With summer upon us – and for us Floridians, that doesn’t mean ‘hot and humid,’ but means ‘hot and humid 24 hours a day with the occasional tropical squall’ – I’ve dialed it back a bit on my running and am focusing more on weight training.
I’ve been inspired to get back to basics, so to speak, by working on the kind of moves that are often overlooked in most work-out programs. I’m talking about exercises like push-ups, pull-ups and squats. You know, the kind of things we used to do in grade school as part of the President’s Physical Fitness Test. (Come to think of it, doesn’t the whole notion of a “President’s Physical Fitness Test” strike you as rather Cold War-ish? I just checked out the history of it on Wikipedia and sho’ nuff, it was implemented by Eisenhower back in the 1950s.)
I remember those tests vividly, how we spent all year playing soccer or kick ball or occasionally branching out into square dancing (which was always agony for me because I was a monstrously tall child and no boy ever wanted to dance with me and so I usually was paired up with the teacher), and then all of a sudden we were expected to do pull-ups. Pull-ups, for fuck’s sake! Why not just yank us out of fifth-grade math and ask us to perform differential equations while you’re at it?
Anyway, I think the end result of these mandatory exercises in group humiliation is that many people automatically associate things like push-ups and pull-ups with shamefacedly dangling from metal bars while the class bullies tease you about being able to see your Monday underpants even though it’s Thursday, and how gross are you don’t you ever change your underwear? Rather than dredging up those unpleasant associations, many people just avoid doing those exercises in the first place.
It’s such a shame, because I’m learning that there is no more effective way to work out multiple muscle groups – and to do so with a minimum of equipment, too, which is a benefit for the fitness-seeker on a budget – than to do these basic moves.

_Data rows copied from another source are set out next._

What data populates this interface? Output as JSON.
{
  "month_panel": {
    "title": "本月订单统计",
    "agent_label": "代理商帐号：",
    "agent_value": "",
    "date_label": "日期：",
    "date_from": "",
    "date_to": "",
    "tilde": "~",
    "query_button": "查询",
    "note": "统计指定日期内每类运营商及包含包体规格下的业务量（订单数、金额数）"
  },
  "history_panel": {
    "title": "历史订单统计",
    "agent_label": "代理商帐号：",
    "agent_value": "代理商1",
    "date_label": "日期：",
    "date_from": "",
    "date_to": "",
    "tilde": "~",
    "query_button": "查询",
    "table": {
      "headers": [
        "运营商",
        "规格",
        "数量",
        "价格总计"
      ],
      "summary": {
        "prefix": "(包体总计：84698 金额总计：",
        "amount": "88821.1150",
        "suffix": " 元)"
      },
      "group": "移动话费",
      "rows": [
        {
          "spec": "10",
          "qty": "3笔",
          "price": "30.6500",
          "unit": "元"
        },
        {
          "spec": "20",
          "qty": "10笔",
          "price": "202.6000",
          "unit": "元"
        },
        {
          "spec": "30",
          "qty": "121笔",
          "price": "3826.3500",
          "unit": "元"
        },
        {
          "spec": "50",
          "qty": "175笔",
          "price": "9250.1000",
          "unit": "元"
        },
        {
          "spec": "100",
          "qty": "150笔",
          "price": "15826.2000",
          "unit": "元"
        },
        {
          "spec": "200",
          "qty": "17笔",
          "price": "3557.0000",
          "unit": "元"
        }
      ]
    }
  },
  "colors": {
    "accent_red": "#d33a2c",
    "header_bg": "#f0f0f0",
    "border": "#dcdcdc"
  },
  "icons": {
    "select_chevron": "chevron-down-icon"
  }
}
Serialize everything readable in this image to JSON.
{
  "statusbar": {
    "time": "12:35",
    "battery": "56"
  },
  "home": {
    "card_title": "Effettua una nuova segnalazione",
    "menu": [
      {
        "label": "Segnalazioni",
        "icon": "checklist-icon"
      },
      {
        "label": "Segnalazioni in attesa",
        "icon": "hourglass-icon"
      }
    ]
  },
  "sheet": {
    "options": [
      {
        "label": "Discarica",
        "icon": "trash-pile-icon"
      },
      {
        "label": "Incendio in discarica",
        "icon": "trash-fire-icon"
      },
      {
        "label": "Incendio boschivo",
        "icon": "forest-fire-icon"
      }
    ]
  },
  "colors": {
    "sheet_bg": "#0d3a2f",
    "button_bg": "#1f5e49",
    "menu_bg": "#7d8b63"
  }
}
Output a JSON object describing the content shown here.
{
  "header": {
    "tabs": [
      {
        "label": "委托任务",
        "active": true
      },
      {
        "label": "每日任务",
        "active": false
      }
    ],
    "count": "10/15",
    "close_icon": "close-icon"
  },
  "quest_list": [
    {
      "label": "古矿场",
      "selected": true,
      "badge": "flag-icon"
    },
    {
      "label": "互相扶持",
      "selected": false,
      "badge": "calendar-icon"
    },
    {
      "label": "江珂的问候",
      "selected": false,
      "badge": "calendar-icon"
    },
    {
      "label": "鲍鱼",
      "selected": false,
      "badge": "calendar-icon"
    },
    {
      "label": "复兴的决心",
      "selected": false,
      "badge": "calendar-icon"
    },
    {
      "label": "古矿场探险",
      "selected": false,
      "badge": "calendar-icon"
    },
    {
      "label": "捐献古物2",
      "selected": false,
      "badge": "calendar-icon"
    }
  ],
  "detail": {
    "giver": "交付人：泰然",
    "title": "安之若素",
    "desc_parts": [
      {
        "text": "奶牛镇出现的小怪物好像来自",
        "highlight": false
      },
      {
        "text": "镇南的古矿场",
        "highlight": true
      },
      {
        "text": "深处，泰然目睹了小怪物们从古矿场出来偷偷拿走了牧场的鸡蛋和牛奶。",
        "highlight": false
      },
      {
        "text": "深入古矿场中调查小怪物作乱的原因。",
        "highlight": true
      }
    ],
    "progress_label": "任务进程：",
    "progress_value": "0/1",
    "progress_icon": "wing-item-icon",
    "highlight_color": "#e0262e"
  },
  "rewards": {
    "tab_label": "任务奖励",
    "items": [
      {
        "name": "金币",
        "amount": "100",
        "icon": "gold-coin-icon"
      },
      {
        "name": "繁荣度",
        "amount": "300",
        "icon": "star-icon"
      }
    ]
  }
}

Take the push-up. A properly performed push-up focuses on your chest, your shoulders and your arms, and will also recruit your core, back and legs as well. Tell me, what other single exercise can you do that will bring your whole body into play like that? If you know of one, please tell me so I can incorporate it into my routine!
And then, of course, there is something to be said about the fact that doing push-ups makes you feel like a total bad-ass with a body made of galvanized steel and granite:
Need I say more?
But it occurs to me as I do push-ups that I’m engaged in an exercise that has been super-gendered, maybe more so than any other exercise I do. The push-up has has been so defined by the gender of the person performing it that most people know the modified version of it by the name “girl push-up.” By the way, I don’t call modified push-ups “girl push-ups” anymore, for reasons I hope are obvious.
Certainly a modified push-up is a great way to ease your way into the full push-up, because the full push-up is very challenging and requires a certain amount of upper-body strength. But it seems like a lot of women will do the modified push-up and then stay there, almost as if they think that’s the way a woman should be doing it, without realizing that the only things keeping them from a full push-up is time, dedication and perseverance. (And then of course you end up with guys who won’t do the modified push-up because they think it’s “girly,” so they end up doing these cock-eyed monstrosities with their asses poking up in the air that look like they do more harm than good.)
I used to be like this. I did modified push-ups for pretty much my entire life, simply because every time I tried a full push-up, I found it insanely difficult and doing things that were insanely difficult was not my style. These days when I come up against something I find physically challenging, my attitude is to attack it and work at it until it’s no longer quite as hard as it once was, which I have found to be a much more satisfying approach for taking on life’s various challenges. (Sounds like a no-brainer, I know, but for reals, I once thought taking the path of least resistance in all things was actually the smarter way to deal with life.)
And just as I went from barely being able to run a single block without doubling over in pain to being able to run entire half-marathons without walking, I’ve been able to go from barely managing a single full push-up to being able to do three sets of eight full push-ups. I’m going to keep at it until I can do fifty push-ups without stopping and maybe even pull off the Holy Grail of push-ups – the one-armed push-up! And won’t that be a fuckin’ trip when it happens. Because, oh yes, it will happen. I swear it.
P.S. If you look for videos on YouTube, you’ll find tons of clips of bad-ass women doing all kinds of push-ups. Just don’t read the comments, as they seem to be populated exclusively by teenage boys who still think jokes about telling women to “get back in the kitchen” are the height of comedic hilarity. Seriously, dudes, if you are going to be sexist twerps, at least don’t be fucking lazy and uncreative about it!